Most companies have one or more continuous improvement programs, often based on philosophies of Lean, Six Sigma, Theory of Constraints, or Total Quality Management. Adopting QRM does not conflict with these efforts or make these past efforts obsolete. It also does not mean that you need to abandon other improvement efforts. In fact, adopting QRM will enhance existing improvement initiatives and take them to the next level.
We believe that all philosophies offer something valuable to manufacturing organizations by eliminating waste in various forms. It is important to understand that the philosophies offer a variety of tools for your toolkit, use them appropriately in your organization to drive improvement efforts. In particular, QRM offers specific principles, tools and methodologies that cater to high-mix, low-volume, custom-engineered manufacturing environments.
Comparing QRM and Other Manufacturing Management Approaches
|Lean Manufacturing Just in Time (JIT)
|Several Lean Manufacturing and Just in Time (JIT) principles of eliminating waste, implementing 5S, visual management, reducing setup times and lot sizes span across all manufacturing environments. QRM builds on these principles; however, our experience from working with industry indicates that some techniques of Lean and JIT are best applied in manufacturing environments with high production volumes and stable demands. QRM addresses the specific challenges arising from high mix, custom engineered manufacturing environments. QRM methodologies also span across the extended enterprise, covering functions engineering, order processing, quoting, supply management and new product development, providing a powerful theme to drive improvements.
|Six Sigma is an improvement strategy primarily aimed at improving quality of processes and outputs by identifying and removing the causes of defects (errors) and minimizing variability in manufacturing and associated business processes. Six Sigma offers a variety of tools that are very useful in analyzing systems and driving improvements. QRM builds on these concepts, but argues that there are certain types of variability in an organization that cannot be eliminated, but in fact need to be managed or exploited. Recognizing the different types of variability and addressing each type using the right combination of Six Sigma and QRM tools is the right approach for any organization.
|Theory of Constraints (TOC)
|Theory of Constraints (TOC) is an improvement philosophy that aims to identify, exploit and manage the critical constraints within an organization that limits its ability to improve throughput. Constraints could be in the form of equipment, labor or operating policies and buffers of different kinds could be deployed to manage constraints that cannot be eliminated. A common challenge faced by manufacturers in high mix environments is that constraints could change on a frequent basis. QRM methodologies provide insights based on organization structure and system dynamic principles to address the challenges posed by constantly changing constraints.

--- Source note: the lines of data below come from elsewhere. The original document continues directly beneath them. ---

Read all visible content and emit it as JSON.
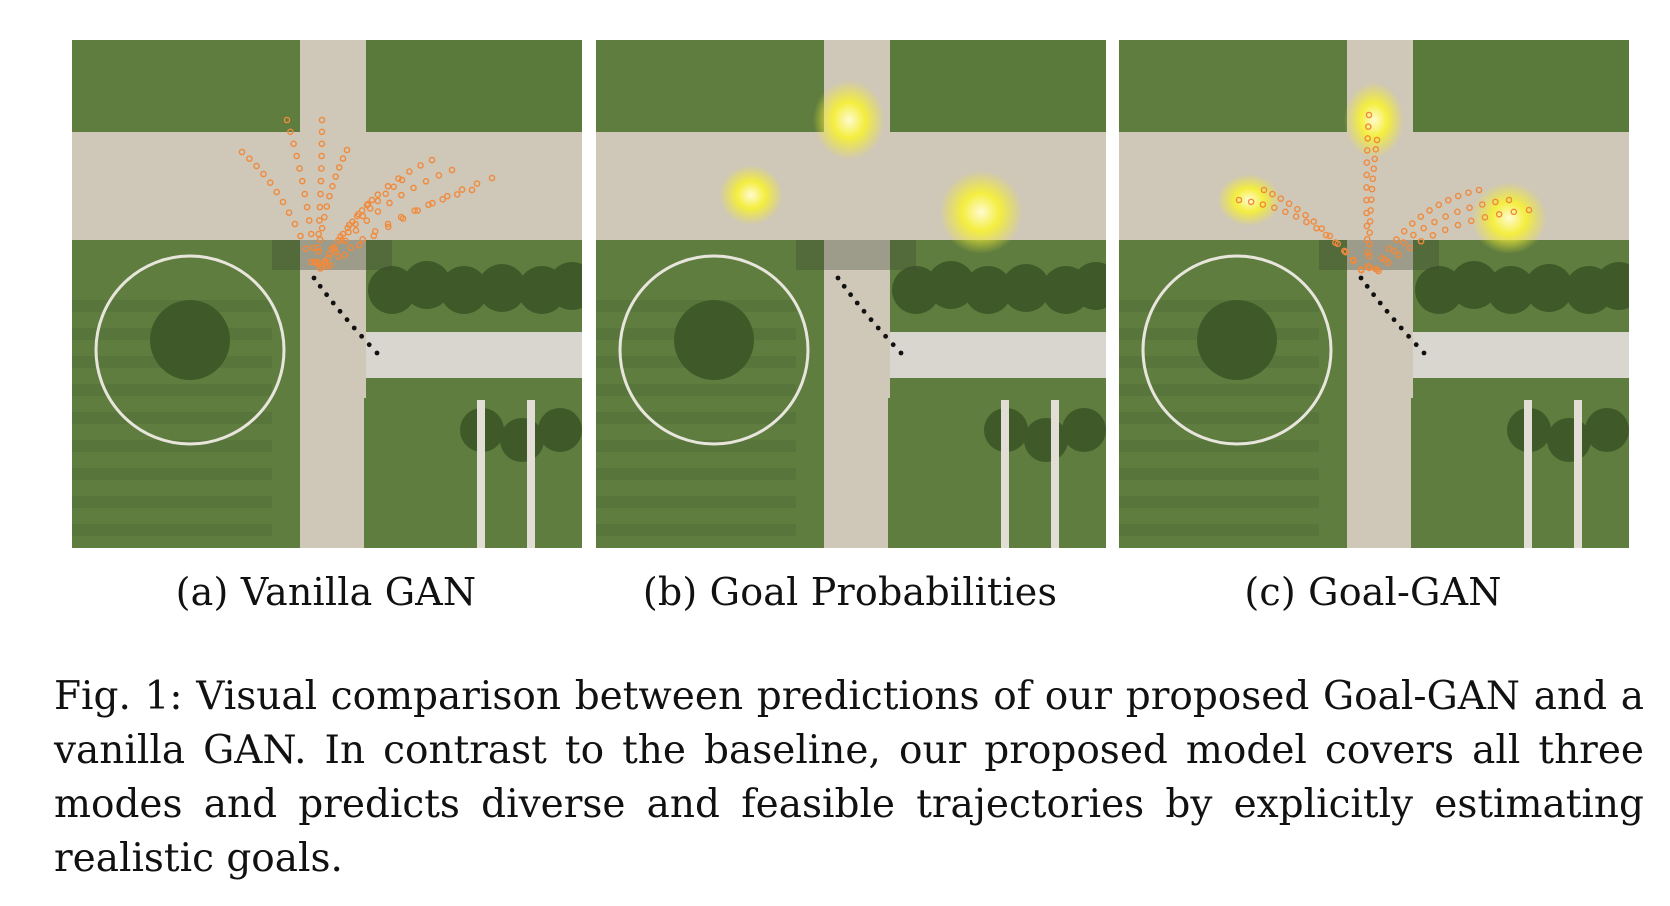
{
  "figure": {
    "panels": [
      {
        "id": "a",
        "label": "(a) Vanilla GAN",
        "overlay": "predicted trajectories",
        "trajectory_color": "#f08a3c"
      },
      {
        "id": "b",
        "label": "(b) Goal Probabilities",
        "overlay": "goal probability heatmap",
        "heat_color": "#f5f03a"
      },
      {
        "id": "c",
        "label": "(c) Goal-GAN",
        "overlay": "goal heatmap + trajectories",
        "trajectory_color": "#f08a3c",
        "heat_color": "#f5f03a"
      }
    ],
    "caption": "Fig. 1: Visual comparison between predictions of our proposed Goal-GAN and a vanilla GAN. In contrast to the baseline, our proposed model covers all three modes and predicts diverse and feasible trajectories by explicitly estimating realistic goals."
  },
  "colors": {
    "grass": "#5f7d3f",
    "grass_dark": "#4d6a33",
    "path": "#cfc7b8",
    "trees": "#3f5a28",
    "circle": "#e8e6dc",
    "observed": "#111111"
  }
}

|Total Quality Management (TQM)
|Total Quality Management (TQM) is a management philosophy aimed at continuous improvements in the quality of products and processes. TQM is based on the principle that process and product quality is not the responsibility of one individual or a department, but the collective responsibility of everyone involved with the development or use of the products and services delivered by an organization. QRM builds on the concepts of total quality management, kaizen and employee involvement by providing specific targets and guidance for driving these improvement efforts in complex manufacturing environments and across the extended supply chain.